Smith, winner of the 2012 Pulitzer for poetry (for Life on Mars), here delivers one of the year’s best memoirs. A bildung about race and family, Ordinary Light is distinguished by its lyrical prose, the quality of which should land Smith on the shortlist.

Michael White, Travels in Vermeer: A Memoir (Persea Books)

Perhaps the least expected nonfiction nomination and the second memoir by a poet on the list (the other is Tracy K. Smith’s Ordinary Light), White’s Travels in Vermeer finds its author immersing himself in the work of the famous painter amid a bad divorce.

Poetry

Ross Gay, Catalog of Unabashed Gratitude (University of Pittsburgh Press)

Gay’s short lines work wonders, especially here, where many are given over to examining loss (or passing or death: whatever you want to call it) as a generative force. Here’s a sample.

Amy Gerstler, Scattered at Sea (Penguin/Penguin Random House)

Gerstler’s Bitter Angel, published 25 years ago, won the National Book Critics Circle Award. It’s fitting that she could return to the awards podium this year, when her subjects (“hedonism, gender, ancestry, reincarnation, bereavement, and the nature of prayer”) match so neatly with readers’ interests.

Marilyn Hacker, A Stranger’s Mirror (W. W. Norton & Company)

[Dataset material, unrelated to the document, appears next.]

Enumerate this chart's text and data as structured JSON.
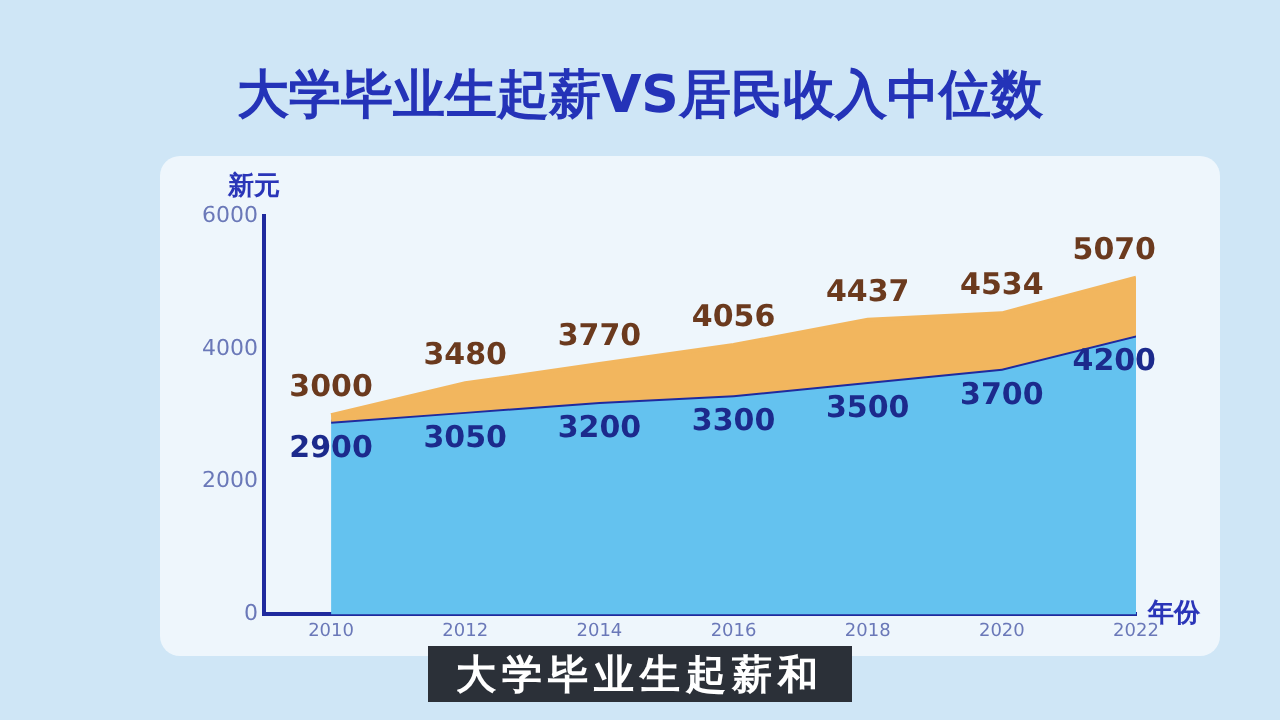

Formally diverse and polyvocal, Hacker’s new and selected poems make a strong case for a second National Book Award. Her first came more than 40 years ago with the collection Presentation Piece.

Terrance Hayes, How to Be Drawn (Penguin/Penguin Random House)

Hayes, who won the award five years ago, should be considered a favorite with this new collection, described by the New Yorker as “[fitting] strong emotions into virtuoso forms.”

Jane Hirshfield, The Beauty (Alfred A. Knopf)

It’s sort of surprising that Hirshfield, chancellor of the Academy of American Poets, now with her eighth collection, has never won a National Book Award. It wouldn’t surprise me, however, if she won for The Beauty (with its spare “My” poems).

Robin Coste Lewis, Voyage of the Sable Venus (Alfred A. Knopf)

Claudia Rankine describes Lewis’ brilliant triptych debut as “[a]ltogether new, open, experimental and ground-breaking.” Anchored by its title poem, which uses the titles of Western artworks to historicize the black female figure in art and history, it is one of the most deserving works on this list.

Ada Limón, Bright Dead Things (Milkweed Editions)

Limón’s work is destined to find a place with readers on the strength of her voice alone. Her intensity here is paradoxically set against the often slow burn of life in Kentucky, and the results will please readers and, quite possibly, the NBA judges.

Patrick Phillips, Elegy for a Broken Machine (Alfred A. Knopf)

Phillips’ book of elegies seeks to restore death to its proper place in a world where it is automated and routinely cheapened. This is one of my favorite collections on the longlist — I think it at least deserves to make the shortlist.

Rowan Ricardo Phillips, Heaven (Farrar, Straus and Giroux)

In January, I wrote that we’d be seeing Phillips in the 2015 award season, and here he is. The collection is so formally pristine and effortlessly singular, it’s hard to imagine it falling off the shortlist. See for yourself.

Lawrence Raab, Mistaking Each Other for Ghosts (Tupelo Press)

Writing about this collection, Tony Hoagland suggests that we think of Raab as “a Kafka-Andrade-Calvino character from Serbo-Chechnya-Lithuania,” even though he is, well, American. It makes perfect sense. The collection’s final poem (“A Cup of Water Turns into a Rose”) is one of the best of the year.